I got off very lightly regarding the negative effects of my stroke. My vision and hearing were unaffected, and the lack of sensation on my left, affected, side is more of a nuisance than a handicap. My balance came back quickly, as did my control over my left side. And that enabled me to swim and work out with weights to the extent that my left and right sides are roughly equivalent in terms of strength. Except for the spasticity, I’m physically about the same as I was pre-stroke.Similarly, my cognitive abilities were not impacted to any significant degree. I didn’t get off completely unscathed, though, and the ways in which the stroke did affect me were very interesting, and odd.
Left Neglect Evidently this is common with right hemisphere strokes, because the therapists began mentioning it to me the first day, even telling Polly to stand on the left side of my hospital bed in order to force me to take notice of what was happening on that side.I didn’t really understand what the fuss was all about until I got to inpatient rehab. Each time the therapists or the nurses got me in the wheelchair to take me anywhere, they would ask me where was my left hand, and each time I would have to look for it, usually finding it dangling perilously close to the spokes of the wheel. Even after I was able to use my left hand to assist with propelling the wheelchair myself, I would often bang it into door jambs or other barriers.
It’s not that I had any problem seeing what was on my left. I didn’t have issues with my peripheral vision, or experience a vision “cut” on that side, it was more like my brain didn’t register anything on my left side until my attention was called to it. Once it was, what was on my left appeared just the same as what was on my right.Soon after I returned home, Polly and I went to our son’s last home swim meet, when the seniors are honored. We were seated near the starting blocks and were discussing whether or not the high school principal would attend. “There he is,” Polly said to me. I asked her where he was, because I didn’t see him. “To your left,” she said. I looked to my left and the crowd on the other side of the pool appeared, including the principal who was talking to a group of parents. It wasn’t that I hadn’t seen them, it was more like that entire side of the pool, and all the people there, hadn’t existed to me before it was pointed out to me.
Another manifestation of my left neglect occurred numerous times when I was in the bathroom. The hot water in all our bathrooms is controlled by the handle on the left, and I would often leave it running. Polly learned to check it when I came out and point it out to me so I could go back and turn it off.Neither of these examples constituted anything serious, of course, but they did indicate the possibility of dangerous situations, especially when I started driving. I never had any problems, though, because I was aware of the danger, and made a conscious effort to look left, then left again, then again, then again, before I pulled out into traffic or changed lanes.

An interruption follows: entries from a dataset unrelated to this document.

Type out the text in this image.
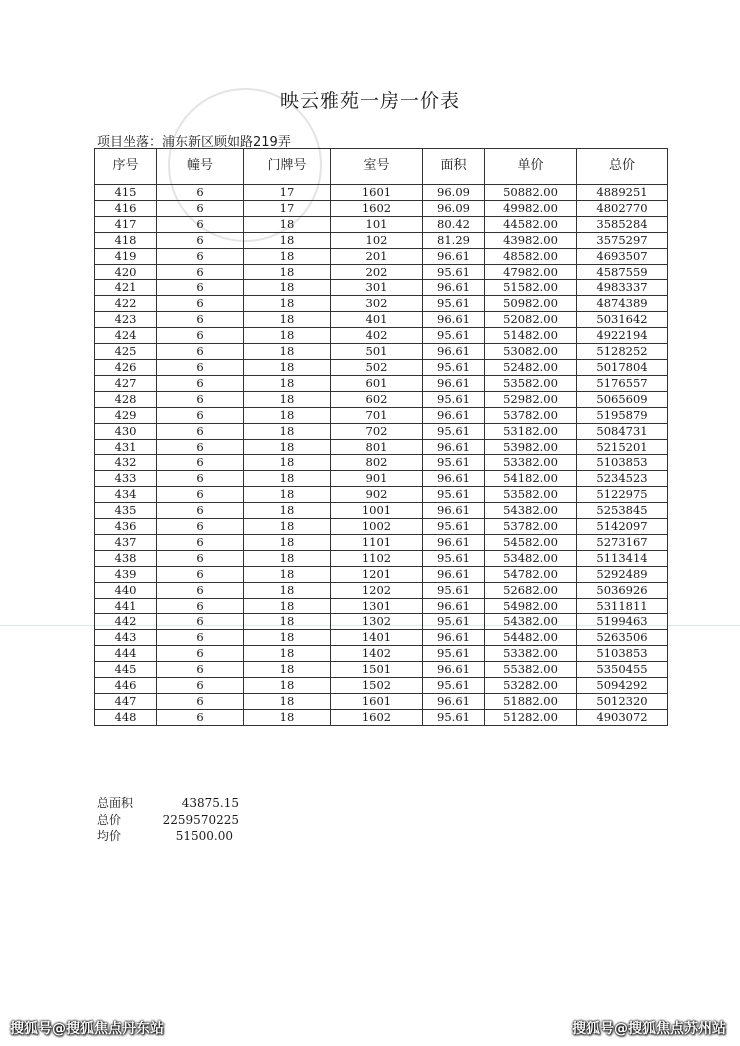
映云雅苑一房一价表
项目坐落：浦东新区顾如路219弄
序号	幢号	门牌号	室号	面积	单价	总价
415	6	17	1601	96.09	50882.00	4889251
416	6	17	1602	96.09	49982.00	4802770
417	6	18	101	80.42	44582.00	3585284
418	6	18	102	81.29	43982.00	3575297
419	6	18	201	96.61	48582.00	4693507
420	6	18	202	95.61	47982.00	4587559
421	6	18	301	96.61	51582.00	4983337
422	6	18	302	95.61	50982.00	4874389
423	6	18	401	96.61	52082.00	5031642
424	6	18	402	95.61	51482.00	4922194
425	6	18	501	96.61	53082.00	5128252
426	6	18	502	95.61	52482.00	5017804
427	6	18	601	96.61	53582.00	5176557
428	6	18	602	95.61	52982.00	5065609
429	6	18	701	96.61	53782.00	5195879
430	6	18	702	95.61	53182.00	5084731
431	6	18	801	96.61	53982.00	5215201
432	6	18	802	95.61	53382.00	5103853
433	6	18	901	96.61	54182.00	5234523
434	6	18	902	95.61	53582.00	5122975
435	6	18	1001	96.61	54382.00	5253845
436	6	18	1002	95.61	53782.00	5142097
437	6	18	1101	96.61	54582.00	5273167
438	6	18	1102	95.61	53482.00	5113414
439	6	18	1201	96.61	54782.00	5292489
440	6	18	1202	95.61	52682.00	5036926
441	6	18	1301	96.61	54982.00	5311811
442	6	18	1302	95.61	54382.00	5199463
443	6	18	1401	96.61	54482.00	5263506
444	6	18	1402	95.61	53382.00	5103853
445	6	18	1501	96.61	55382.00	5350455
446	6	18	1502	95.61	53282.00	5094292
447	6	18	1601	96.61	51882.00	5012320
448	6	18	1602	95.61	51282.00	4903072
总面积	43875.15
总价	2259570225
均价	51500.00
搜狐号@搜狐焦点丹东站	搜狐号@搜狐焦点苏州站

The left neglect gradually faded away and was completely gone within a year.The Condition I Don’t Know the Name of It wasn’t until I came home and started doing some research that I read about an effect of right-hemisphere strokes that was described as the inability to place specific occurrences in the context of a whole. As soon as I read it, I realized I had already experienced it. In inpatient rehab, I would make it a point to watch my beloved Kentucky Wildcats basketball team whenever they were on television, which, owing to their excellence, was often.

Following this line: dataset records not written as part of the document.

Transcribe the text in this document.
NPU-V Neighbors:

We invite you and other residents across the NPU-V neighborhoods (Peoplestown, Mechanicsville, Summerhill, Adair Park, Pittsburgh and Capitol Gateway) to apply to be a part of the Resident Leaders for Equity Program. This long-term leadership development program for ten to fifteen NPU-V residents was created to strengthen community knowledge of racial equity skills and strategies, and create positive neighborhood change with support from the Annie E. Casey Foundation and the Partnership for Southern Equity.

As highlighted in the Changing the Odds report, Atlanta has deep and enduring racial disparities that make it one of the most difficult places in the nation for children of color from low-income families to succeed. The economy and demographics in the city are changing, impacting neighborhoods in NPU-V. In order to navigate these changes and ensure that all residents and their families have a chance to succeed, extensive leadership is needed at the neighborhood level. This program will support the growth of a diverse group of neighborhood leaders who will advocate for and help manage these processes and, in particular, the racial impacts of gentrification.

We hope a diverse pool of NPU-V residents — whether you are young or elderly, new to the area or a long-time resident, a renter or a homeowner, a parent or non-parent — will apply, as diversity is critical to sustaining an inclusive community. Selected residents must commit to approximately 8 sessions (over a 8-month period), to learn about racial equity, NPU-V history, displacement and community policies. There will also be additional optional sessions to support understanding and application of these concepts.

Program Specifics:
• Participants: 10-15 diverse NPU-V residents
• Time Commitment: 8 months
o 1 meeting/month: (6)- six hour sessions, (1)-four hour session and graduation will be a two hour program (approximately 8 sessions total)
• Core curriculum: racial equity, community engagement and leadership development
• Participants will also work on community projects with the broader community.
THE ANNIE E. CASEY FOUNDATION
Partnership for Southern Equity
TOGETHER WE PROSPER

During that four-week period, though, I knew something was wrong when I watched the games. I knew I was missing something, but couldn’t quite identify what it was. After reading about this stroke effect, I immediately knew what the problem had been. As I watched the Cats play, and almost always beat, their opponent, I wasn’t able to place the game within the broader context of conference standings or national rankings. I was missing how the particular game I was watching fit into the big picture. It was this deficiency that I was sensing as I watched the games.Another instance of the Condition I Don’t Know the Name of occurred the first time I had to get up early to drive to KHC, which is located two hours away in another time zone. I hadn’t set an alarm to wake me up, because I don’t use one. I’ve always had the ability to wake up when I want to. This time, though, there was a problem. I woke up at 3:00 am and for the life of me couldn’t figure out when I needed to get up. My calculation had always been Time of My Meeting at KHC minus Two Hour Drive Time minus Half Hour to Get Ready adjust for Time Difference equals Time to Get Up. But this time I couldn’t make that calculation no matter how hard I tried. It wasn’t that I couldn’t do the math, it was that I couldn’t account for the fact that time was passing as I lay in bed trying to figure this out. I couldn’t place the time where I was in a larger context of the time as it existed anywhere else.

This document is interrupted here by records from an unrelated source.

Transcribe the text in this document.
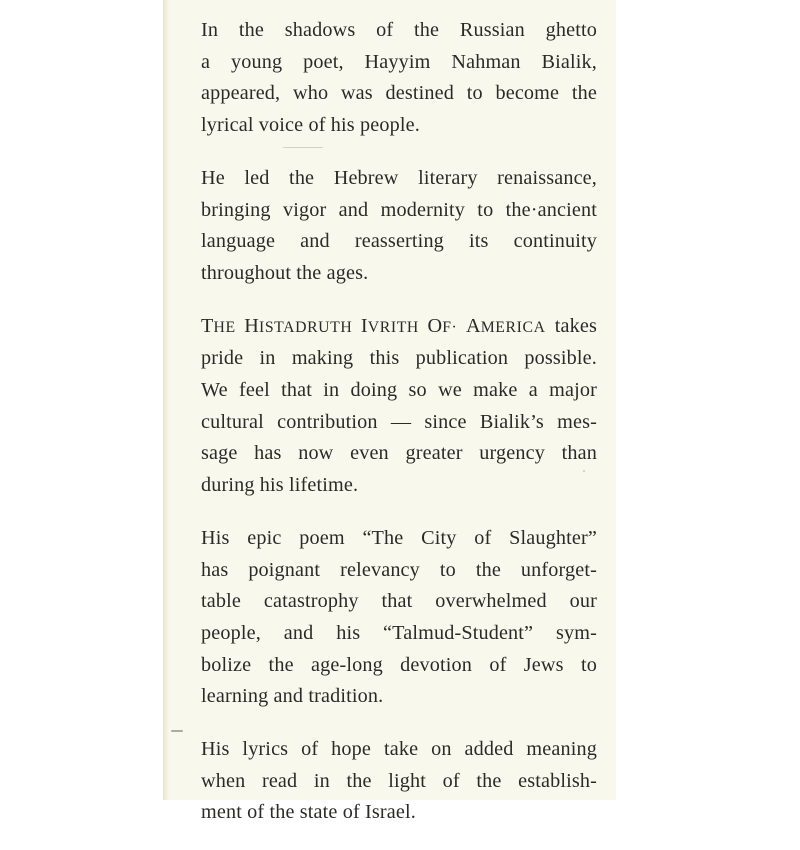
In the shadows of the Russian ghetto
a young poet, Hayyim Nahman Bialik,
appeared, who was destined to become the
lyrical voice of his people.

He led the Hebrew literary renaissance,
bringing vigor and modernity to the·ancient
language and reasserting its continuity
throughout the ages.

THE HISTADRUTH IVRITH OF· AMERICA takes
pride in making this publication possible.
We feel that in doing so we make a major
cultural contribution — since Bialik’s mes-
sage has now even greater urgency than
during his lifetime.

His epic poem “The City of Slaughter”
has poignant relevancy to the unforget-
table catastrophy that overwhelmed our
people, and his “Talmud-Student” sym-
bolize the age-long devotion of Jews to
learning and tradition.

His lyrics of hope take on added meaning
when read in the light of the establish-
ment of the state of Israel.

I finally drifted back to sleep and the next time I woke, I got up and hoped for the best without trying to make the calculations. And it turned out to be right, and I got to my meeting on time, and never experienced any further problems with it.So, I throw those thoughts about two of the relatively minor, but interesting, effects of stroke out there, and maybe someday someone who has experienced a relatively small, right-side cerebral stroke will come upon this post and will be helped in some way.